Кажется, я понял, почему художник «Карающего рока…» нарисовал того палача – Лазаруса. Я все понял и…
Нет, по порядку.
302 год стал одним из самых кровавых в истории королевства. Убийства, человеческие жертвоприношения, восстания. И даже Арканвич поддался темному искушению – за неполный месяц в городке исчезли двадцать три девушки. Никто не мог понять, что происходит, пока один пьянчужка, что блуждал поздно ночью, не увидел убийцу, – тот выкидывал очередное тело в озеро. Представляете? Боже, а я там купался!
Кошмаром Арканвича оказался Лазарус. Да, как ни сложно поверить, но человек, вершивший правосудие, сам преступил закон. Как? Почему? Мне думается все дело в той ауре смерти, что и ныне пропитывает тюрьму от крыши до основания, – это место не могло не свести с ума любого, кто ежедневно проливал внутри кровь.
Знаете, я нашел несколько описаний палача и был поражен, до чего тот изменился за год работы в тюрьме.
На момент приезда в Арканвич это был «высокий, худощавый молодой человек, не лишенный приятных манер и какой-то юношеской робости».

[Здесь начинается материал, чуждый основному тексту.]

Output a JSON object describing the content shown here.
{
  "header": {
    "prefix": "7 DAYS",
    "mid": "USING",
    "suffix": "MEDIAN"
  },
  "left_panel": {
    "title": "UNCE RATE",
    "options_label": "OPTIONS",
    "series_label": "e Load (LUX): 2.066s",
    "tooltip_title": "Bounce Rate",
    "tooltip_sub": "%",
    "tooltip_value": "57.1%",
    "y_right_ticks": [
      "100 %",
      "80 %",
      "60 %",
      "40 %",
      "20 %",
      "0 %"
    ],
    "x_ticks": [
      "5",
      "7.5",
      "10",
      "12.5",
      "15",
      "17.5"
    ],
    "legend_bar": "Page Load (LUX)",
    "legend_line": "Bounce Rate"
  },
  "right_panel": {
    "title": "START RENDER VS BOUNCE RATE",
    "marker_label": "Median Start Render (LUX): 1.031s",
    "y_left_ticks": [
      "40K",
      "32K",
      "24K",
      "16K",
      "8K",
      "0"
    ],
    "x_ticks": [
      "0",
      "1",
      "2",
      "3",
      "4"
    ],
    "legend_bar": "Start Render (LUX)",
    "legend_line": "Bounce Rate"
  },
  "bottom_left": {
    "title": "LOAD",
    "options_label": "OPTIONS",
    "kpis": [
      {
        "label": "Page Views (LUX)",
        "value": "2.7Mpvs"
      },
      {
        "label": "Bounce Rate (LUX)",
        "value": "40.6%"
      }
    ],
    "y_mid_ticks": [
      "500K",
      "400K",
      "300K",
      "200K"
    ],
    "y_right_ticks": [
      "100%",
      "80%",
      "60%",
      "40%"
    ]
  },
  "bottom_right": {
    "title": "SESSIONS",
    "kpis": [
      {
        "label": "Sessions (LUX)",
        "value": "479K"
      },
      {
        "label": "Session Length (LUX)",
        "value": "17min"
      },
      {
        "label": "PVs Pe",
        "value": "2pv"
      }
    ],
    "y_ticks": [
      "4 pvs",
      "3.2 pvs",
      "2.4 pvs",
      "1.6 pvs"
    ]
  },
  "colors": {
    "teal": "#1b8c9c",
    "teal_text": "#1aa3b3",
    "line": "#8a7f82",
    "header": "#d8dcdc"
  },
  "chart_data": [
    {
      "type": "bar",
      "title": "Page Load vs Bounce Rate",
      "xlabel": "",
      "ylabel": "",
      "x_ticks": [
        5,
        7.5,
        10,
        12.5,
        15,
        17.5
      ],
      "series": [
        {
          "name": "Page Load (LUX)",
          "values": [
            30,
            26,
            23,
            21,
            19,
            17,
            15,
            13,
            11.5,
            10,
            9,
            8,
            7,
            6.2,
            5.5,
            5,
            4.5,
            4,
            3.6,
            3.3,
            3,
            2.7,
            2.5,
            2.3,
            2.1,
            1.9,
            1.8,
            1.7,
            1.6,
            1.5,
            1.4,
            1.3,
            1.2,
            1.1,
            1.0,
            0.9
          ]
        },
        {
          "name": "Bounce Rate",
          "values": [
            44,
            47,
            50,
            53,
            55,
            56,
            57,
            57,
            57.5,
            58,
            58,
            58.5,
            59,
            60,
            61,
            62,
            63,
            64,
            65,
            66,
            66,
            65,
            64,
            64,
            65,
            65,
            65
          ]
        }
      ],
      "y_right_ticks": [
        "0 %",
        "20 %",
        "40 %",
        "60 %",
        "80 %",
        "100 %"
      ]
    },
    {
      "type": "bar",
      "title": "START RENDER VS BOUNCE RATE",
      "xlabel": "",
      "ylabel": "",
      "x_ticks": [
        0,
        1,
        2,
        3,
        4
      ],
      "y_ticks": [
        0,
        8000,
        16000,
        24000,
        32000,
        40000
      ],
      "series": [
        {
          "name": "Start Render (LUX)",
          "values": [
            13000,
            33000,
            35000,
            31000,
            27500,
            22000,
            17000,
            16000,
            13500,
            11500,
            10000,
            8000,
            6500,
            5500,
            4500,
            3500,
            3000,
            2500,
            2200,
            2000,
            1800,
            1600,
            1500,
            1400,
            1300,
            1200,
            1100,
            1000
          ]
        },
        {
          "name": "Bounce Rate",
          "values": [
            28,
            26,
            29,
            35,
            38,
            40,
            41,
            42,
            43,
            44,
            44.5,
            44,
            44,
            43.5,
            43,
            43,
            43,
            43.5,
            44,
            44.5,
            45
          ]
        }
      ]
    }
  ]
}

А тут описание во время суда: «… горбун и скелет. Передние резцы больше обычного и желты, отчего заключенный выглядит как некое крысоподобное животное».
16 октября 302 года Лазаруса осудили на смерть через распятие. Приговор должен был быть приведен в исполнение на следующий день, и заключенного отвели ночевать в камеру шестьдесят семь. Понимаете?
Утром бывшего палача нашли с вскрытыми венами – он прогрыз их зубами.
Нехорошее место. Злое. Все жители Арканвича представляются мне теперь чудовищами, что приятной улыбкой заманивают жертв. Даже милейший в общении хозяин пансиона! А озеро? На дне его – тела двадцати трех несчастных девушек, и теперь всякий раз, когда я сажусь в обычную ванну, кажется, будто их руки тянутся ко мне.
Матушка, вы должны что-то сделать с этим местом. Прошу вас, приезжайте как можно быстрее. Ваш любящий… ваш любя…».
Не дочитав, не слушая вопросы Лиз, Самария вышла из своих покоев.
Темный коридор, еще один; спуск в никуда. Босые ноги Самарии шлепали по холодным плитам, и этот звук рождал многоголосое эхо, громом раскатывался по пустынному замку.
Наконец показалась Багряная зала – женщина кинулась к картине и тут же, еще приближаясь, стала узнавать их одного за другим: мужчину с мешками – в палаче, Марию – в женщине, человека в смирительной рубашке – в последней фигуре.
Самария почувствовала дурноту и, чтобы не упасть, прислонилась лбом к картине.
Люди, которые умерли в 67 камере. Разве это возможно?
Она вдохнула запах масляной краски, оперлась о стену руками, прикрыла глаза. Стена подалась вперед, наклоняясь под углом, словно сама комната поворачивалась по часовой стрелке, и пол подтолкнул королеву вверх.
Тошнота. Тьма. Проблеск?..
***
Бесконечная лестница. В круге света растет из ступеней огромное дерево. Среди его корней – могилка; у могилки стоит на коленях Мария.
Она поет – голосом красивым и воздушным:
– «Умер, леди, умер он,
Умер, только слег.
В голове зеленый дрок,
Камушек у ног».
– Мария?..
Девушка замечает Самарию и улыбается.
– О нет, все хорошо. Только грустно мне, что положили его в холодную землю.
– Кого?
– Мужа моего. Я убила его, она меня, и мы все в расчете. Или нет? Всё это какая-то куролесица. Все тут кого-то убивают.
– Кто? – замотала головой Самария. – О ком ты все время говоришь? Я никого не уби…
– Она – меня. Я – его. Неужели так сложно запомнить? Ах, вот и она, к слову.
Самария оглядывается, но свет гаснет, и только слышится хруст костей – его сменяет душераздирающий визг Марии.